4. William A. Haviland
Antropologi adalah studi tentang umat manusia, berusaha menyusun generalisasi yang bermanfaat tentang manusia dan perilakunya serta untuk memperoleh pengertian yang lengkap tentang keanekaragaman manusia.
Antropologi lahir atau berawal dari ketertarikan orang-orang Eropa pada ciri-ciri fisik, adat istiadat, dan budaya etnis-etnis lain yang berbeda dari masyarakat yang dikenal di Eropa. Pada saat itu kajian antropologi lebih memusatkan pada penduduk yang merupakan masyarakat tunggal, tunggal dalam arti kesatuan masyarakat yang tinggal di suatu kawasan geografis yang sama, memiliki ciri fisik dan bahasa yang digunakan serupa, serta cara hidup yang sama. Namun demikian dalam perkembangannya, ilmu antropologi kemudian tidak lagi hanya mempelajari kelompok manusia tunggal yang mendiami suatu wilayah geografis yang sama.
Dengan melihat uraian-uraian diatas dapat disimpulkan, bahwa maksud dari relevansi antropologi dalam penafsiran Al-Qur’an adalah hubungan atau keterkaitan antara ilmu antropologi dalam proses penafsiran Al-Qur’an.

Berbicara masalah Antropologi maka yang menjadi objek adalah manusia sebagai makhluk sosial yang secara definisi maupun objek kajiannya hampir sama namun berbeda dengan kajian sosiologi. Kemudian dihadapkan dengan Al-Qur’an dan Hadits yang notabene merupakan sumber primer umat islam dalam beribadah dimana dipastikan bahwa didalamnya akan muncul konsep-konsep sosial manusia maka disanalah Antropologi berperan.[6]

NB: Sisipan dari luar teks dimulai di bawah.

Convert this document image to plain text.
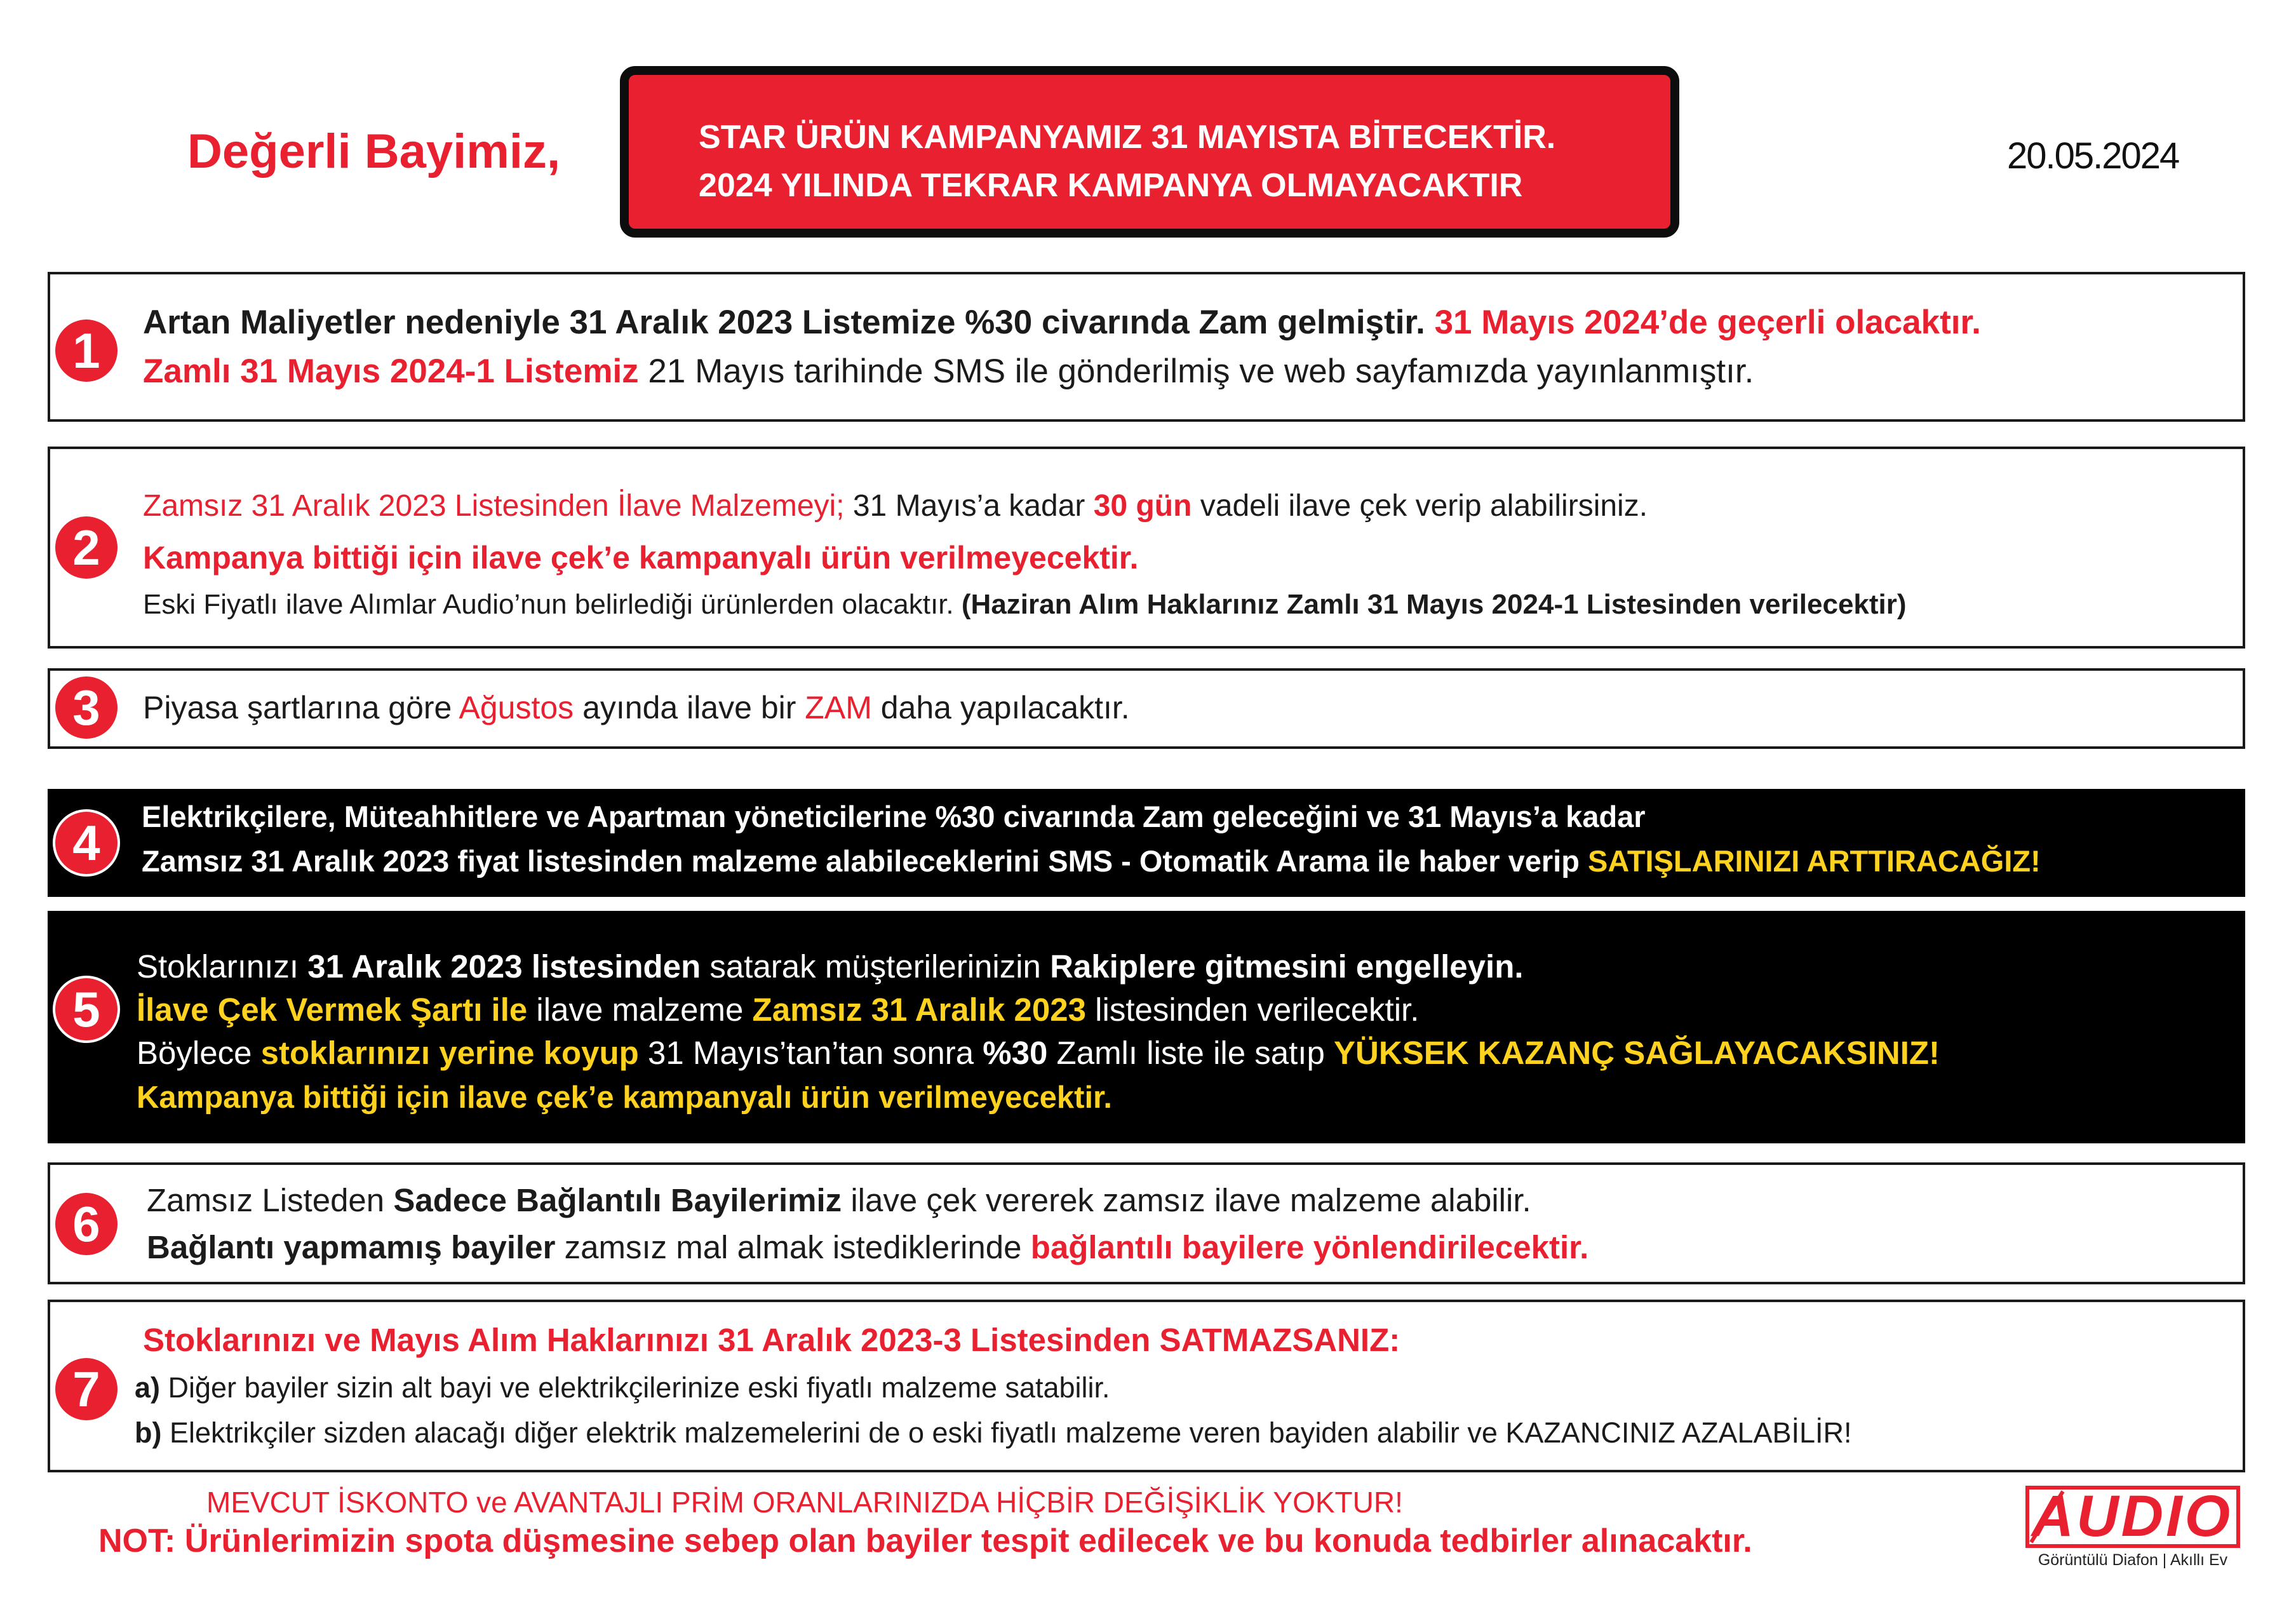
Değerli Bayimiz,	STAR ÜRÜN KAMPANYAMIZ 31 MAYISTA BİTECEKTİR.
2024 YILINDA TEKRAR KAMPANYA OLMAYACAKTIR
20.05.2024
1
Artan Maliyetler nedeniyle 31 Aralık 2023 Listemize %30 civarında Zam gelmiştir. 31 Mayıs 2024’de geçerli olacaktır.
Zamlı 31 Mayıs 2024-1 Listemiz 21 Mayıs tarihinde SMS ile gönderilmiş ve web sayfamızda yayınlanmıştır.
2
Zamsız 31 Aralık 2023 Listesinden İlave Malzemeyi; 31 Mayıs’a kadar 30 gün vadeli ilave çek verip alabilirsiniz.
Kampanya bittiği için ilave çek’e kampanyalı ürün verilmeyecektir.
Eski Fiyatlı ilave Alımlar Audio’nun belirlediği ürünlerden olacaktır. (Haziran Alım Haklarınız Zamlı 31 Mayıs 2024-1 Listesinden verilecektir)
3	Piyasa şartlarına göre Ağustos ayında ilave bir ZAM daha yapılacaktır.
4	Elektrikçilere, Müteahhitlere ve Apartman yöneticilerine %30 civarında Zam geleceğini ve 31 Mayıs’a kadar
Zamsız 31 Aralık 2023 fiyat listesinden malzeme alabileceklerini SMS - Otomatik Arama ile haber verip SATIŞLARINIZI ARTTIRACAĞIZ!
5
Stoklarınızı 31 Aralık 2023 listesinden satarak müşterilerinizin Rakiplere gitmesini engelleyin.
İlave Çek Vermek Şartı ile ilave malzeme Zamsız 31 Aralık 2023 listesinden verilecektir.
Böylece stoklarınızı yerine koyup 31 Mayıs’tan’tan sonra %30 Zamlı liste ile satıp YÜKSEK KAZANÇ SAĞLAYACAKSINIZ!
Kampanya bittiği için ilave çek’e kampanyalı ürün verilmeyecektir.
6	Zamsız Listeden Sadece Bağlantılı Bayilerimiz ilave çek vererek zamsız ilave malzeme alabilir.
Bağlantı yapmamış bayiler zamsız mal almak istediklerinde bağlantılı bayilere yönlendirilecektir.
7
Stoklarınızı ve Mayıs Alım Haklarınızı 31 Aralık 2023-3 Listesinden SATMAZSANIZ:
a) Diğer bayiler sizin alt bayi ve elektrikçilerinize eski fiyatlı malzeme satabilir.
b) Elektrikçiler sizden alacağı diğer elektrik malzemelerini de o eski fiyatlı malzeme veren bayiden alabilir ve KAZANCINIZ AZALABİLİR!
MEVCUT İSKONTO ve AVANTAJLI PRİM ORANLARINIZDA HİÇBİR DEĞİŞİKLİK YOKTUR!
NOT: Ürünlerimizin spota düşmesine sebep olan bayiler tespit edilecek ve bu konuda tedbirler alınacaktır.	AUDIO
Görüntülü Diafon | Akıllı Ev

Syeikh Muhammad Abduh berpendapat yang dibutuhkan oleh umat ini adalah pemahaman kitab suci sebagai sebuah hidayah yang membawa kebahagiaan dunia dan akhirat. Sehingga Al-Qur’an pasti dapat menyuguhkan berbagai solusi beragam atas berbagai polemik sosial dan problem yang sangat kompleks[7].

Penjabaran kegiatan-kegiatan ekonomi yang dijabarkan dari tafsir sosial permasalahan masyarakat; seperti kemiskinan, melawan monopoli, perlakuan zhalim terhadap harta anak yatim, sampai pada distribusi zakat dan kinerja para amilin zakat. Sebagai penyeimbang kasus-kasus polemik epistimologis yang dihasilkan dari premis desakralisasi teks (al-Qur’an), dari sejak wacana penyetaraan gender sampai menggugat jenis-jenis hukuman kriminal.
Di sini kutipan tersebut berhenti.